Sparse Mixture-of-Experts (MoE) Gating is the routing mechanism that selects which expert networks process each token in an MoE model — enabling scaling to trillions of parameters while keeping per-token computation constant.
MoE Architecture Overview
- Replace each FFN layer with E parallel expert networks.
- For each token, a gating network selects the top-K experts.
- Only K experts compute the output — rest are inactive.
- Parameter count scales with E; compute scales with K (not E).
Gating Mechanism
$$G(x) = Softmax(TopK(x \cdot W_g))$$
- $W_g$: learned routing weight matrix.
- Top-K: Keep only the K highest scores, zero the rest.
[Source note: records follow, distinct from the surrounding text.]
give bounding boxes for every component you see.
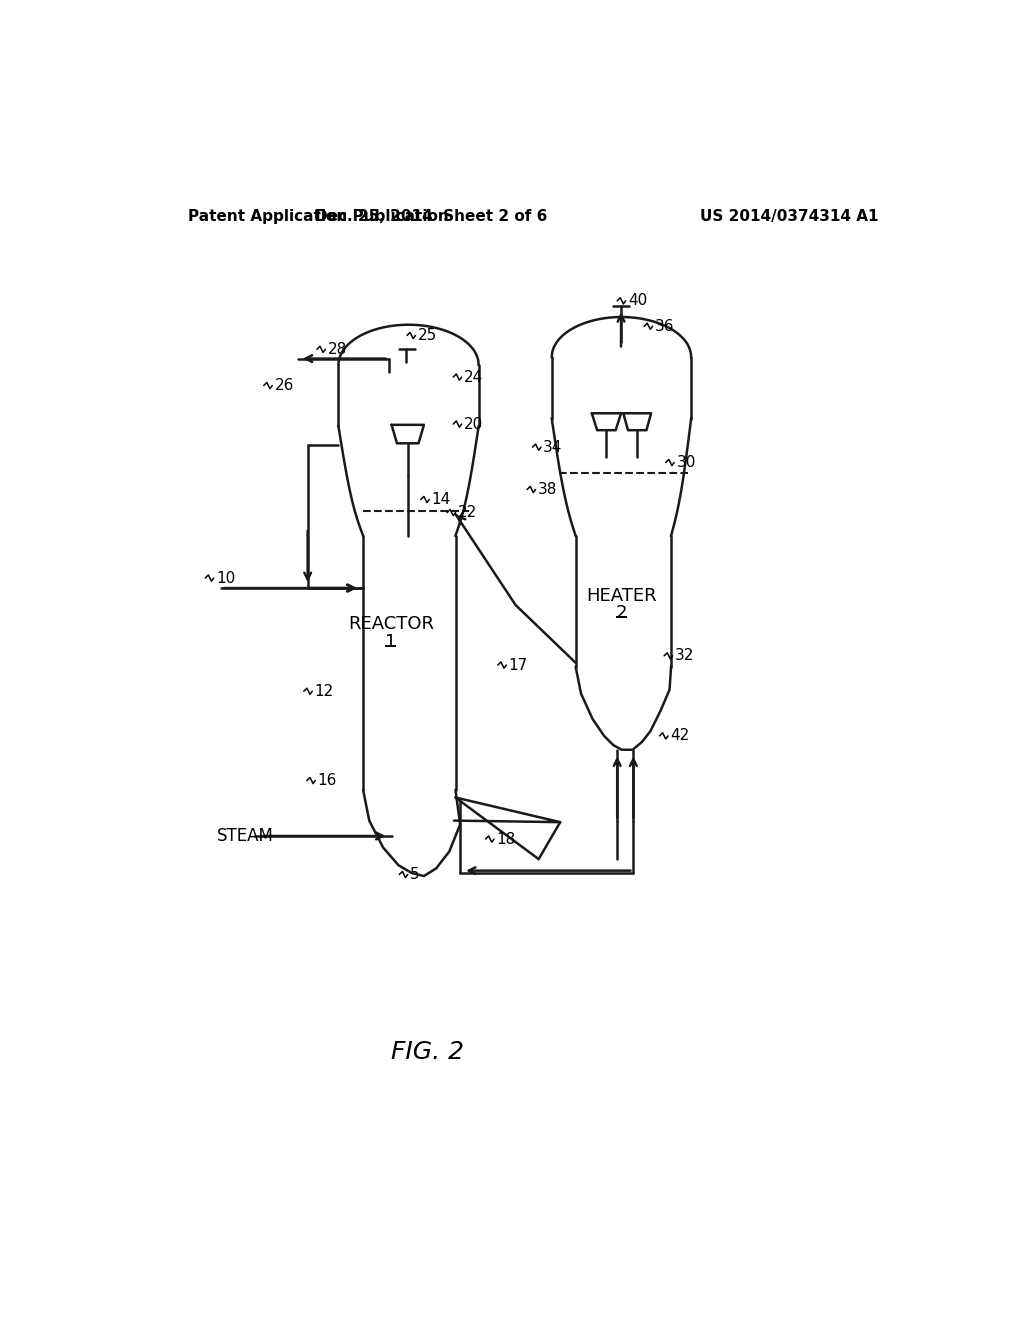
Text: REACTOR: REACTOR (348, 615, 434, 634)
Text: Dec. 25, 2014  Sheet 2 of 6: Dec. 25, 2014 Sheet 2 of 6 (314, 209, 547, 223)
Text: 24: 24 (464, 370, 483, 384)
Text: 22: 22 (458, 506, 477, 520)
Text: 5: 5 (410, 867, 420, 882)
Text: 30: 30 (677, 455, 696, 470)
Text: HEATER: HEATER (587, 587, 657, 605)
Text: 2: 2 (616, 605, 628, 623)
Text: 12: 12 (314, 684, 334, 698)
Text: Patent Application Publication: Patent Application Publication (188, 209, 450, 223)
Text: 10: 10 (216, 570, 236, 586)
Text: 17: 17 (509, 657, 528, 673)
Text: 40: 40 (628, 293, 647, 309)
Text: 18: 18 (497, 832, 515, 846)
Text: 26: 26 (274, 378, 294, 393)
Text: 25: 25 (418, 327, 437, 343)
Text: 32: 32 (675, 648, 694, 664)
Text: 1: 1 (385, 634, 396, 651)
Text: 36: 36 (655, 318, 675, 334)
Text: 14: 14 (432, 492, 451, 507)
Text: 34: 34 (544, 440, 562, 454)
Text: 42: 42 (671, 729, 689, 743)
Text: FIG. 2: FIG. 2 (390, 1040, 464, 1064)
Text: US 2014/0374314 A1: US 2014/0374314 A1 (699, 209, 879, 223)
Text: 20: 20 (464, 417, 483, 432)
Text: STEAM: STEAM (217, 828, 273, 845)
Text: 38: 38 (538, 482, 557, 498)
Text: 28: 28 (328, 342, 347, 356)
Text: 16: 16 (317, 774, 337, 788)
- Weighted sum of selected expert outputs.
Load Balancing Problem
- Without regularization, the router collapses — all tokens go to a few popular experts.
- Other experts get no gradient signal and become useless.
- Solution: Auxiliary Load Balancing Loss — penalize imbalanced routing:
$L_{aux} = \alpha \sum_e f_e \cdot p_e$
where $f_e$ = fraction of tokens routed to expert $e$, $p_e$ = mean gating probability.
Expert Capacity
- Each expert has a fixed capacity (max tokens per batch).
- Overflow tokens are dropped or passed through a residual connection.
- Capacity factor CF=1.0: No slack; CF=1.25: 25% headroom.
MoE Routing Variants
- Top-1 Routing (Switch Transformer): Single expert per token — simpler, load issues.
- Top-2 Routing (GShard, Mixtral): Two experts — better quality, manageable overhead.
- Expert Choice (Zoph et al., 2022): Experts choose tokens rather than tokens choosing experts — perfect load balance.
- Soft Routing: All experts compute, weighted combination (expensive but no dropped tokens).
Production MoE Models
| Model | Experts | Active/Token | Total Params |
|-------|---------|-------------|----------|
| Mixtral 8x7B | 8 | 2 | 47B |
| DeepSeek-V3 | 256 | 8 | 671B |
| GPT-4 (estimated) | ~16 | 2 | ~1.8T |
MoE gating is the key to scaling LLMs beyond the memory/compute frontier — it decouples parameter count from inference cost, enabling trillion-parameter models at 7B-class inference cost.